There was a time when the automotive industry was grappling with the global semiconductor chip shortage. Now, the industry is facing a new challenge: a shortage of ships.
China has recorded a significant increase in its electric vehicle (EV) exports. However, the country’s automakers are struggling to get their vehicles to overseas markets due to insufficient shipping capacity.
According to shipping services provider and consultancy Clarksons, the cost of shipping cars has reached an all-time high. China, well aware of the crucial role the car shipping supply chain plays in the global expansion of its automotive industry, has already made significant investments in car shipping.
However, China’s major EV companies are considering making their arrangements for car shipping due to the extended backlogs on shipbuilding orders.
In a conversation with the state-owned Securities Times, an executive from a Chinese shipyard said,
China’s transoceanic capacity and automobile export capacity are seriously mismatched. In this field, China’s ship-owner companies or logistics companies are still in their infancy.
Last month, Chinese EV giant BYD got its shipping vessel.

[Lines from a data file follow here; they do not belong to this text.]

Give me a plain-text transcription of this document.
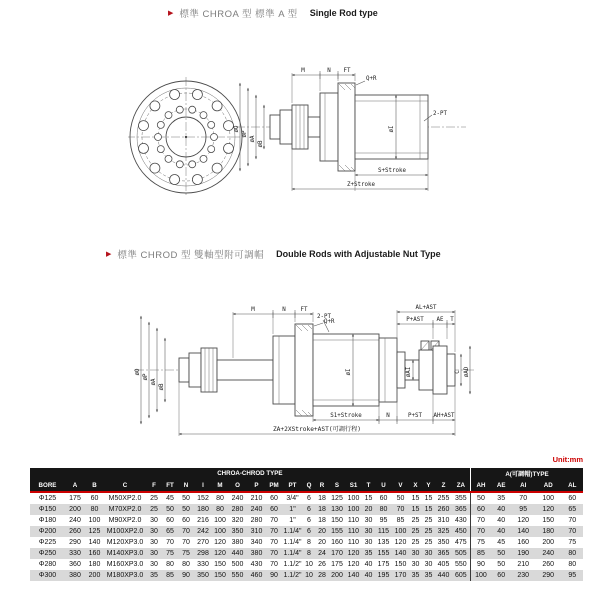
▶ 標準 CHROA 型 標準 A 型 Single Rod type
2-PT
M	N FT
Q+R
øO
øP
øA
øB
øI
S+Stroke
Z+Stroke
▶ 標準 CHROD 型 雙軸型附可調帽 Double Rods with Adjustable Nut Type
øO
øP
øA
øB
2-PT
M	N	FT
Q+R
AL+AST
P+AST AE T
øI	øAI	C øAD
S1+Stroke	N	P+ST AH+AST
ZA+2XStroke+AST(可調行程)
Unit:mm
CHROA-CHROD TYPE																								A(可調帽)TYPE				
BORE	A	B	C	F	FT	N	I	M	O	P	PM	PT	Q	R	S	S1	T	U	V	X	Y	Z	ZA	AH	AE	AI	AD	AL
Φ125	175	60	M50XP2.0	25	45	50	152	80	240	210	60	3/4"	6	18	125	100	15	60	50	15	15	255	355	50	35	70	100	60
Φ150	200	80	M70XP2.0	25	50	50	180	80	280	240	60	1"	6	18	130	100	20	80	70	15	15	260	365	60	40	95	120	65
Φ180	240	100	M90XP2.0	30	60	60	216	100	320	280	70	1"	6	18	150	110	30	95	85	25	25	310	430	70	40	120	150	70
Φ200	260	125	M100XP2.0	30	65	70	242	100	350	310	70	1.1/4"	6	20	155	110	30	115	100	25	25	325	450	70	40	140	180	70
Φ225	290	140	M120XP3.0	30	70	70	270	120	380	340	70	1.1/4"	8	20	160	110	30	135	120	25	25	350	475	75	45	160	200	75
Φ250	330	160	M140XP3.0	30	75	75	298	120	440	380	70	1.1/4"	8	24	170	120	35	155	140	30	30	365	505	85	50	190	240	80
Φ280	360	180	M160XP3.0	30	80	80	330	150	500	430	70	1.1/2"	10	26	175	120	40	175	150	30	30	405	550	90	50	210	260	80
Φ300	380	200	M180XP3.0	35	85	90	350	150	550	460	90	1.1/2"	10	28	200	140	40	195	170	35	35	440	605	100	60	230	290	95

The roll-on/roll-off vessel, Explorer 1, is capable of transporting up to 7,000 vehicles with lower carbon emissions than a typical car-shipping vessel.
The ongoing difficulty in automotive shipping can be partially attributed to the scrapping of numerous older vehicle carriers in 2020. According to the Financial Times, the number of “pure car and truck carriers” scrapped in 2020 was higher than any other year since 2016.
At the moment, Chinese EV manufacturers who are looking to export their products to Europe must pay extremely high rental prices for car carrier ships or wait for ships they’ve ordered to be built.
Chinese industry observers have labeled these specialty vessels as “money printing machines at sea.”